Checkmate - Dorothy Dunnett [134]
They would, of course, fight to the death for their honour. But the Duke would no doubt see that if Guînes were lost, Calais could hardly be retaken. Whereas (Lady Grey was word perfect on this point) if a strong force were to relieve Guînes and repulse the French army, the occupiers of Calais might be besieged in turn and starved into submission.
It was all perfectly true. It was not Lord Grey’s fault that the Duke of Savoy had no army, and that those troops he had, he was saving to protect the Low Countries, not to lose lives and prestige in pulling English chestnuts out of a peculiarly horrendous French fire. Two small bands of Spanish soldiers were sent to help Lord Grey at Guînes, of whom thirty-five men got into the citadel and five only lived to get out of it.

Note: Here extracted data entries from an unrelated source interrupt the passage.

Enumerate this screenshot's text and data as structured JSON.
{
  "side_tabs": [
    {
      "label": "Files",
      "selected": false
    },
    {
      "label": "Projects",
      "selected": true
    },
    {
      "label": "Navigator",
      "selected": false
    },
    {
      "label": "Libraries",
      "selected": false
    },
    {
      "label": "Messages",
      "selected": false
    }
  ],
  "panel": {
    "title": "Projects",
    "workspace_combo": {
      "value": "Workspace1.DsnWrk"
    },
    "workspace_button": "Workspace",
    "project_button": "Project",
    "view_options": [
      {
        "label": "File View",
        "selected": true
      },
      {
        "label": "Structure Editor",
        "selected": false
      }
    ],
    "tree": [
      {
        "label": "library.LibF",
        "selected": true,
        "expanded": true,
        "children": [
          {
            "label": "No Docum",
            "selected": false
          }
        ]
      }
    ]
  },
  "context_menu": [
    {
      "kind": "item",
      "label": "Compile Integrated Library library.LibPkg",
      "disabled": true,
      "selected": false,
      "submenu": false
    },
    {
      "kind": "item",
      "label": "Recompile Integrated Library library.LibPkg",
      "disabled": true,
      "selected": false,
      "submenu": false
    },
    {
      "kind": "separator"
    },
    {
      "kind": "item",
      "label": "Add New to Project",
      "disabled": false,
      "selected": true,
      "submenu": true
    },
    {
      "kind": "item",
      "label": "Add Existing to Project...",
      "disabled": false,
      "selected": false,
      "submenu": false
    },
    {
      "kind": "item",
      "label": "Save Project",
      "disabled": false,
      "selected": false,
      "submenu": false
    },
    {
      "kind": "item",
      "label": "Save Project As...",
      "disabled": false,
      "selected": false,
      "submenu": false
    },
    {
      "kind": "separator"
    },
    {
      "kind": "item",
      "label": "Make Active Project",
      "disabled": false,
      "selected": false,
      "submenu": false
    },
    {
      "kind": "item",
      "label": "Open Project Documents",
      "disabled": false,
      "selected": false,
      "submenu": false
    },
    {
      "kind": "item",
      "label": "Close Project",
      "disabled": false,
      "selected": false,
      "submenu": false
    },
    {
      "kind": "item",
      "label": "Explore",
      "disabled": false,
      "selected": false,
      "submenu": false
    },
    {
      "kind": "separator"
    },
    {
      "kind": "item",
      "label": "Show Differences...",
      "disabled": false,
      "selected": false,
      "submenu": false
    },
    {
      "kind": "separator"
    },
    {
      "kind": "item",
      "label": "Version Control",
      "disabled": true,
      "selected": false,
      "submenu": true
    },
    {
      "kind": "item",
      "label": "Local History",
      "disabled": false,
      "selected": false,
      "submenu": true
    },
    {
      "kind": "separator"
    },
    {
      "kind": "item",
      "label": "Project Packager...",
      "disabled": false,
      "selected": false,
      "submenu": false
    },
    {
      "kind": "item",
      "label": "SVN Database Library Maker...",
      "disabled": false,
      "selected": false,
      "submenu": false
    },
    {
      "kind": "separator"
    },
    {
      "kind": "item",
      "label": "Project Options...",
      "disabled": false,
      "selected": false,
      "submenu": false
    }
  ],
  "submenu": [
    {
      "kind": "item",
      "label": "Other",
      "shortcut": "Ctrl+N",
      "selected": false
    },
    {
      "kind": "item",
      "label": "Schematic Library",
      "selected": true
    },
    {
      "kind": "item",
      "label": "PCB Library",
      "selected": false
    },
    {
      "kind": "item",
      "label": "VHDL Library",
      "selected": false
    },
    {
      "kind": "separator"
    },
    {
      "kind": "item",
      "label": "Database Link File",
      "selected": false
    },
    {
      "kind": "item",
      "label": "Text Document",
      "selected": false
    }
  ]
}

By Sunday night, the cuttings had reached the ditches and started to drain them. At dawn on Monday, the bombardment began which was to subject the Mary bulwark between the fortress gate and the town to nine thousand cannon shot in forty-eight hours, dislodge the English counter-battery and breach the bastion.
At two o’clock on Monday afternoon the French sent several parties to wade the moat, now only waist-high, and examine the damage. Later, two bands of Gascons attempted to scale the bulwark and inspect it more closely, and retired, pursued by culvers and hackbuts and pots of wild fire: shortly after, the French resumed firing. The eight deafening salvoes they delivered that evening tore open a breach which exposed all the Mary’s defenders.
Night, falling, saved them, but an English captain had lost his life, and a Spanish, and forty or fifty common soldiers. They had then been under siege for five sleepless days before the entire French armed forces. With Lord Grey were his twenty-year-old son Arthur, his cousin Lewis Davie, his nephew Austin Grey, his colleague Henry Palmer, an English captain called Bracknell and an experienced Spanish leader of Alva’s called Montdragon. The quality of the leadership was undoubted; and in Grey of Wilton’s case, supreme.
He knew the Pale, and its strengths, and its weaknesses. Marsh lay all around him: a wilderness of short, sour grass showing everywhere the white eyes of water, upon which floated the small hill of Guînes.
Marsh protected two sides of the fort’s moated ramparts. On the other two, the French were encamped. Lansquenetz straddled the highway to Ardres, which led south from the barbican entrance. And across the west ditch, Frenchmen held the burnt-out husk of the town and by daylight, if they were shrewd, would have ranged their batteries on its maundes, or on the commanding flat stage of the market place. One had only to count the ensigns, streaming from each moving body of troops, and scan the flagged pavilions which spread their skirts from bush to bush to recognize what one was opposing.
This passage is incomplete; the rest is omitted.